Auch nicht das Gefühl für den optimalen Grip. Je mehr der Reifen in Längsrichtung leisten muss, desto weniger stemmt er beim Lenkeinschlag. Pfeifen, rutschen, Ende. Für ein modernes ESP kein Problem. Für manche Fahrer schon. Es ist wie auf der Straße. Den ersten Schlenker schaffen die meisten im Reflex, das blitzschnelle Gegenlenken oft nicht mehr. Von derlei Fehlversuchen zeugen nicht nur zu Ostern schwarze Spuren, die sich erst ineinander winden und dann im Graben enden oder an der Leitplanke.

Und ja: Augen auf bei der Linien-Wahl. Nichts kostet so viel kostbare Zeit wie der unperfekte Weg. Auch wenn man den Scheitelpunkt kennt – zu früh am Gas, einen Tick zu spät eingelenkt: Prompt sind wieder Zehntel beim Teufel. Allein schon das Bremsen macht den Unterschied zwischen Anfänger und Profi. Nicht ohne Grund widmen sie diesem Thema bei Alfa ganz besondere Aufmerksamkeit. Als erster Hersteller setzt man dort auf "Brake by Wire" in einem Serienauto. Das Pedal steuert zwar die Bremskraft, den Druck indes liefert der Wagen.

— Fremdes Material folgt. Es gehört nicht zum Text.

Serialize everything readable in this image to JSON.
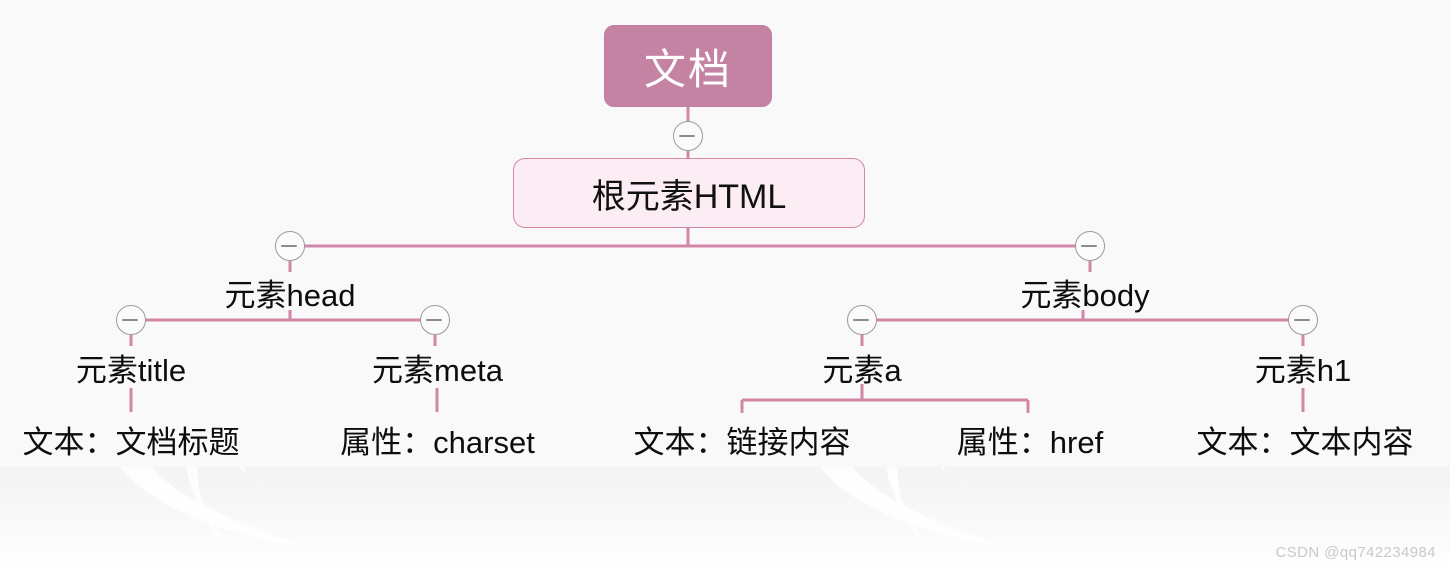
{
  "diagram": {
    "title_node": "文档",
    "watermark": "CSDN @qq742234984",
    "colors": {
      "root_fill": "#c583a4",
      "root_text": "#ffffff",
      "box_fill": "#fcecf3",
      "box_border": "#d687a9",
      "link": "#d287a6",
      "canvas_bg": "#f9f9f9",
      "toggle_border": "#9a9a9a"
    },
    "nodes": {
      "root": "文档",
      "html": "根元素HTML",
      "head": "元素head",
      "body": "元素body",
      "title": "元素title",
      "meta": "元素meta",
      "a": "元素a",
      "h1": "元素h1",
      "title_text": "文本：文档标题",
      "meta_attr": "属性：charset",
      "a_text": "文本：链接内容",
      "a_attr": "属性：href",
      "h1_text": "文本：文本内容"
    },
    "toggles": [
      {
        "name": "toggle-root",
        "state": "expanded",
        "glyph": "minus"
      },
      {
        "name": "toggle-head",
        "state": "expanded",
        "glyph": "minus"
      },
      {
        "name": "toggle-body",
        "state": "expanded",
        "glyph": "minus"
      },
      {
        "name": "toggle-title",
        "state": "expanded",
        "glyph": "minus"
      },
      {
        "name": "toggle-meta",
        "state": "expanded",
        "glyph": "minus"
      },
      {
        "name": "toggle-a",
        "state": "expanded",
        "glyph": "minus"
      },
      {
        "name": "toggle-h1",
        "state": "expanded",
        "glyph": "minus"
      }
    ]
  }
}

Gefühl zählt auch auf der gewässerten Kreisbahn, wo der Grat verdammt schmal ist zwischen Untersteuern und Pirouette. Der Rallye-Legende Walter Röhrl verdanken wir die treffende Beschreibung, wonach ein Drift die hohe Kunst ist, einen instabilen Zustand stabil zu halten.

Mit dem Stelvio "Quadrifoglio" geht das deutlich leichter als mit der Giulia. Weil er zuallererst ein Alfa ist und danach ein SUV. Weil er stolz das Kleeblatt trägt, das seit den 1960er-Jahren die besonders Sportlichen der Marke ziert. Und weil sein vorderes Differenzial einen Hauch länger übersetzt ist als das hintere. Das macht ihn zum einzigen Allradler, bei dem man das Heck spielerisch leicht vorauseilen lassen kann.

Am Ende des Tages haben sich in Balocco dann diverse 19-Zöller aufgerieben für die Erkenntnis, dass auch mit Übung nicht alles geht – aber verdammt viel. Wenn man nur weiß, wie. Und wer derlei für einen Spaziergang hält, hat keine Ahnung.